How to Check for Duplicates in a List

 

As mentioned in the 'Errors' section, there is a difference between a 'Matching Line' and a 'Duplicate'. 'Matching Lines' are defined as identical lines: same text, same number of indents, whereas 'Duplicates' refer to repeated words anywhere in the text, even if they have a different indent level or parent hierarchical structure. Matching Lines are covered in the 'Tools > Errors' page. Here we will talk about finding and stepping through Duplicates.

 

Let us not think of Duplicates as errors. There may be a number of reasons why we need to have the same word at different places in a controlled vocabulary. For instance, 'bed' is something that we sleep in, but 'bed' is also something that we grow vegetables in. Both are distinct items, and both are needed, in different branches of the hierarchy. Obviously though, there are other occasions where the duplication of a word is a mistake, or unnecessary, so the Duplicates tool works hard to find all duplicates and presents the results in a list that can be easily checked through.

 

To demonstrate the 'Duplicates' tool, load the 'Tools > Testing > Wedding Guests' test-list, then click 'Tools > Duplicates > Status Check'. The program will report that a number of Duplicate Groups have been found.

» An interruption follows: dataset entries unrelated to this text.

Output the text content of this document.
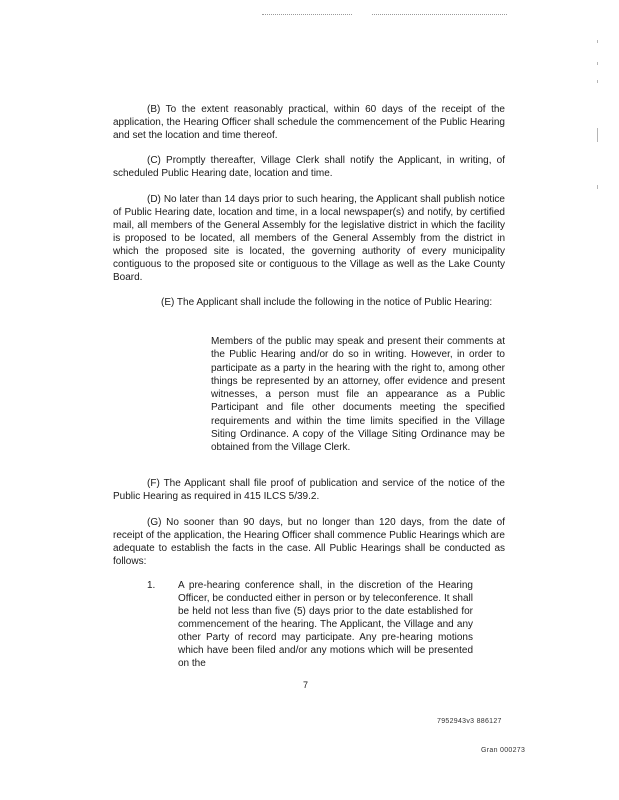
(B) To the extent reasonably practical, within 60 days of the receipt of the application, the Hearing Officer shall schedule the commencement of the Public Hearing and set the location and time thereof.

(C) Promptly thereafter, Village Clerk shall notify the Applicant, in writing, of scheduled Public Hearing date, location and time.

(D) No later than 14 days prior to such hearing, the Applicant shall publish notice of Public Hearing date, location and time, in a local newspaper(s) and notify, by certified mail, all members of the General Assembly for the legislative district in which the facility is proposed to be located, all members of the General Assembly from the district in which the proposed site is located, the governing authority of every municipality contiguous to the proposed site or contiguous to the Village as well as the Lake County Board.

(E) The Applicant shall include the following in the notice of Public Hearing:

Members of the public may speak and present their comments at the Public Hearing and/or do so in writing. However, in order to participate as a party in the hearing with the right to, among other things be represented by an attorney, offer evidence and present witnesses, a person must file an appearance as a Public Participant and file other documents meeting the specified requirements and within the time limits specified in the Village Siting Ordinance. A copy of the Village Siting Ordinance may be obtained from the Village Clerk.

(F) The Applicant shall file proof of publication and service of the notice of the Public Hearing as required in 415 ILCS 5/39.2.

(G) No sooner than 90 days, but no longer than 120 days, from the date of receipt of the application, the Hearing Officer shall commence Public Hearings which are adequate to establish the facts in the case. All Public Hearings shall be conducted as follows:

1. A pre-hearing conference shall, in the discretion of the Hearing Officer, be conducted either in person or by teleconference. It shall be held not less than five (5) days prior to the date established for commencement of the hearing. The Applicant, the Village and any other Party of record may participate. Any pre-hearing motions which have been filed and/or any motions which will be presented on the

7
7952943v3 886127
Gran 000273
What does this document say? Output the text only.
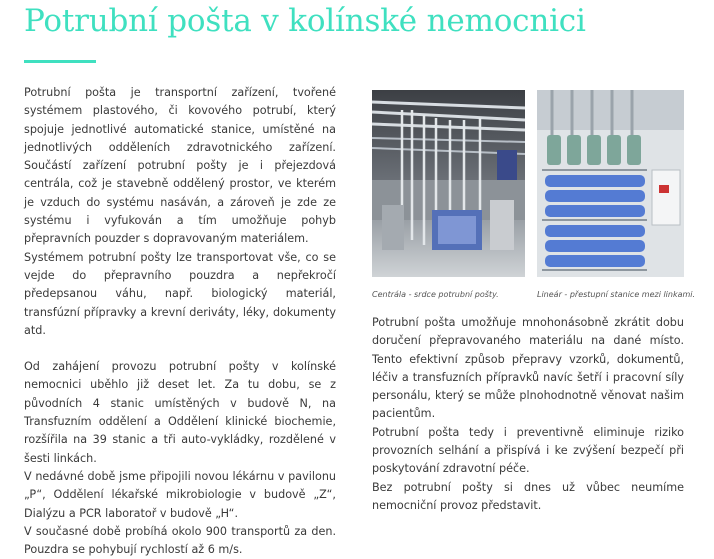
Potrubní pošta v kolínské nemocnici

Potrubní pošta je transportní zařízení, tvořené systémem plastového, či kovového potrubí, který spojuje jednotlivé automatické stanice, umístěné na jednotlivých odděleních zdravotnického zařízení. Součástí zařízení potrubní pošty je i přejezdová centrála, což je stavebně oddělený prostor, ve kterém je vzduch do systému nasáván, a zároveň je zde ze systému i vyfukován a tím umožňuje pohyb přepravních pouzder s dopravovaným materiálem.

Systémem potrubní pošty lze transportovat vše, co se vejde do přepravního pouzdra a nepřekročí předepsanou váhu, např. biologický materiál, transfúzní přípravky a krevní deriváty, léky, dokumenty atd.

Od zahájení provozu potrubní pošty v kolínské nemocnici uběhlo již deset let. Za tu dobu, se z původních 4 stanic umístěných v budově N, na Transfuzním oddělení a Oddělení klinické biochemie, rozšířila na 39 stanic a tři auto-vykládky, rozdělené v šesti linkách.

V nedávné době jsme připojili novou lékárnu v pavilonu „P“, Oddělení lékařské mikrobiologie v budově „Z“, Dialýzu a PCR laboratoř v budově „H“.

V současné době probíhá okolo 900 transportů za den. Pouzdra se pohybují rychlostí až 6 m/s.

Centrála - srdce potrubní pošty.	Lineár - přestupní stanice mezi linkami.

Potrubní pošta umožňuje mnohonásobně zkrátit dobu doručení přepravovaného materiálu na dané místo. Tento efektivní způsob přepravy vzorků, dokumentů, léčiv a transfuzních přípravků navíc šetří i pracovní síly personálu, který se může plnohodnotně věnovat našim pacientům.

Potrubní pošta tedy i preventivně eliminuje riziko provozních selhání a přispívá i ke zvýšení bezpečí při poskytování zdravotní péče.

Bez potrubní pošty si dnes už vůbec neumíme nemocniční provoz představit.
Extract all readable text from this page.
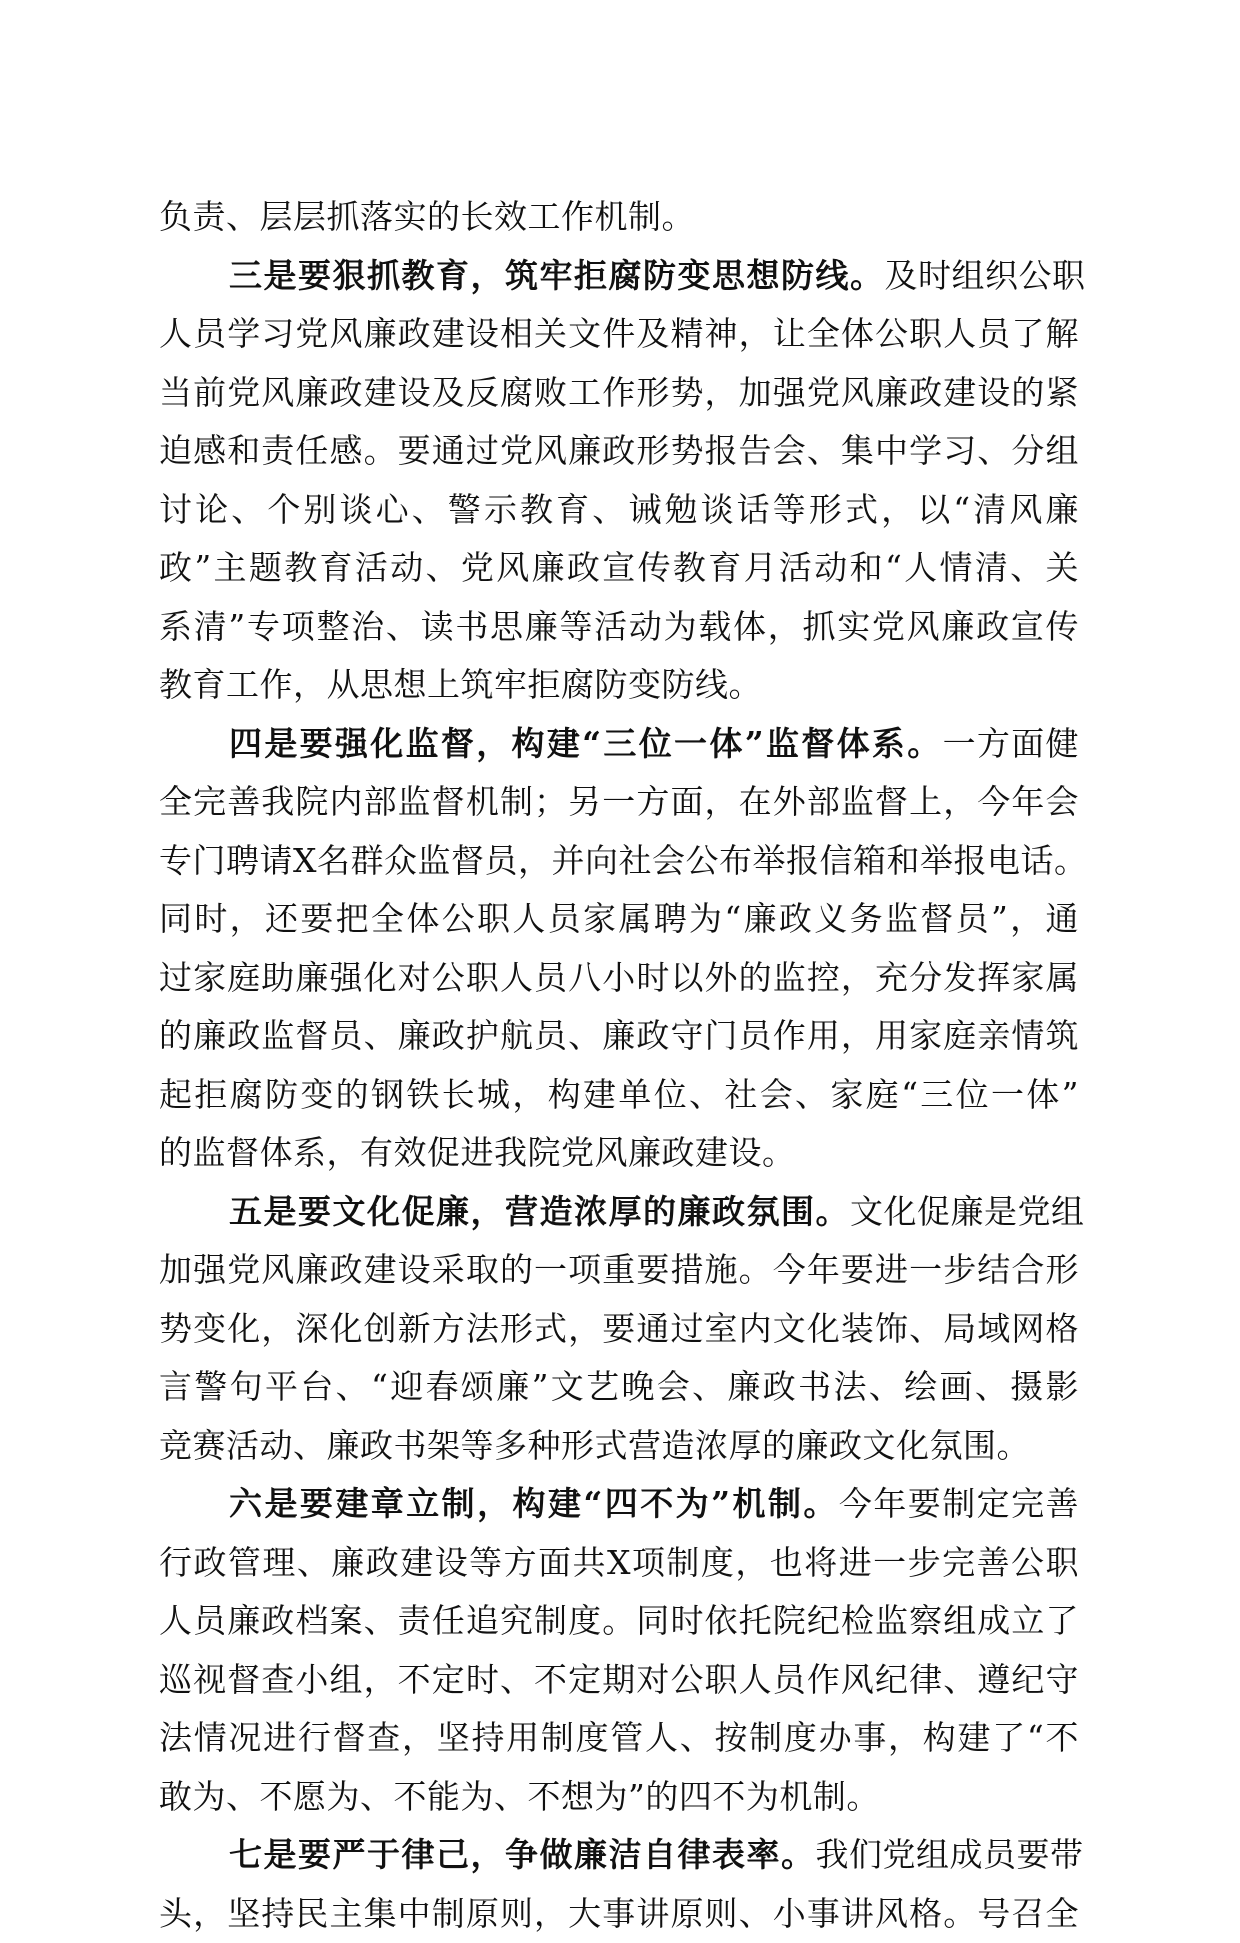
负责、层层抓落实的长效工作机制。
三是要狠抓教育，筑牢拒腐防变思想防线。及时组织公职
人员学习党风廉政建设相关文件及精神，让全体公职人员了解
当前党风廉政建设及反腐败工作形势，加强党风廉政建设的紧
迫感和责任感。要通过党风廉政形势报告会、集中学习、分组
讨论、个别谈心、警示教育、诫勉谈话等形式，以“清风廉
政”主题教育活动、党风廉政宣传教育月活动和“人情清、关
系清”专项整治、读书思廉等活动为载体，抓实党风廉政宣传
教育工作，从思想上筑牢拒腐防变防线。
四是要强化监督，构建“三位一体”监督体系。一方面健
全完善我院内部监督机制；另一方面，在外部监督上，今年会
专门聘请X名群众监督员，并向社会公布举报信箱和举报电话。
同时，还要把全体公职人员家属聘为“廉政义务监督员”，通
过家庭助廉强化对公职人员八小时以外的监控，充分发挥家属
的廉政监督员、廉政护航员、廉政守门员作用，用家庭亲情筑
起拒腐防变的钢铁长城，构建单位、社会、家庭“三位一体”
的监督体系，有效促进我院党风廉政建设。
五是要文化促廉，营造浓厚的廉政氛围。文化促廉是党组
加强党风廉政建设采取的一项重要措施。今年要进一步结合形
势变化，深化创新方法形式，要通过室内文化装饰、局域网格
言警句平台、“迎春颂廉”文艺晚会、廉政书法、绘画、摄影
竞赛活动、廉政书架等多种形式营造浓厚的廉政文化氛围。
六是要建章立制，构建“四不为”机制。今年要制定完善
行政管理、廉政建设等方面共X项制度，也将进一步完善公职
人员廉政档案、责任追究制度。同时依托院纪检监察组成立了
巡视督查小组，不定时、不定期对公职人员作风纪律、遵纪守
法情况进行督查，坚持用制度管人、按制度办事，构建了“不
敢为、不愿为、不能为、不想为”的四不为机制。
七是要严于律己，争做廉洁自律表率。我们党组成员要带
头，坚持民主集中制原则，大事讲原则、小事讲风格。号召全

The first one, shown at the top of the left-hand 'Duplicate Groups' box, is 'ADOPTION'. To the right of that is the 'Duplicates' box, which contains all the duplicates of the word 'ADOPTION'.

 

You can step through all the duplicate groups using the First/Next/Prev/Last buttons, and the Workspace text will scroll accordingly. If you switch from 'Groups' to 'Duplicates' in the bottom left corner, you can step through the individual duplicates within that group. Notice how the first member of a Duplicate Group is highlighted in the Workspace in a darker green than other members of that group.

 

If, whilst working through the duplicates in your list you decide that a particular Duplicate Group is not important to you at the moment, you can 'Ignore' it by right-clicking and selecting 'Toggle Group Ignore-State'. The group will then be hidden, though not forgotten! Click 'Show Ignored Duplicates' to see them again, though notice that an asterisk '*' has been added between the line-number and the text on any item that has been ignored. You can also 'Ignore' individual Duplicates within a Group by right-clicking on them and selecting 'Toggle Duplicate Ignore-State' in the same way. Two counters reminds you of the number of groups and duplicates that you are currently hiding. Note that if you move away from the 'Tools > Duplicates' page, your 'Ignore' selections will be lost.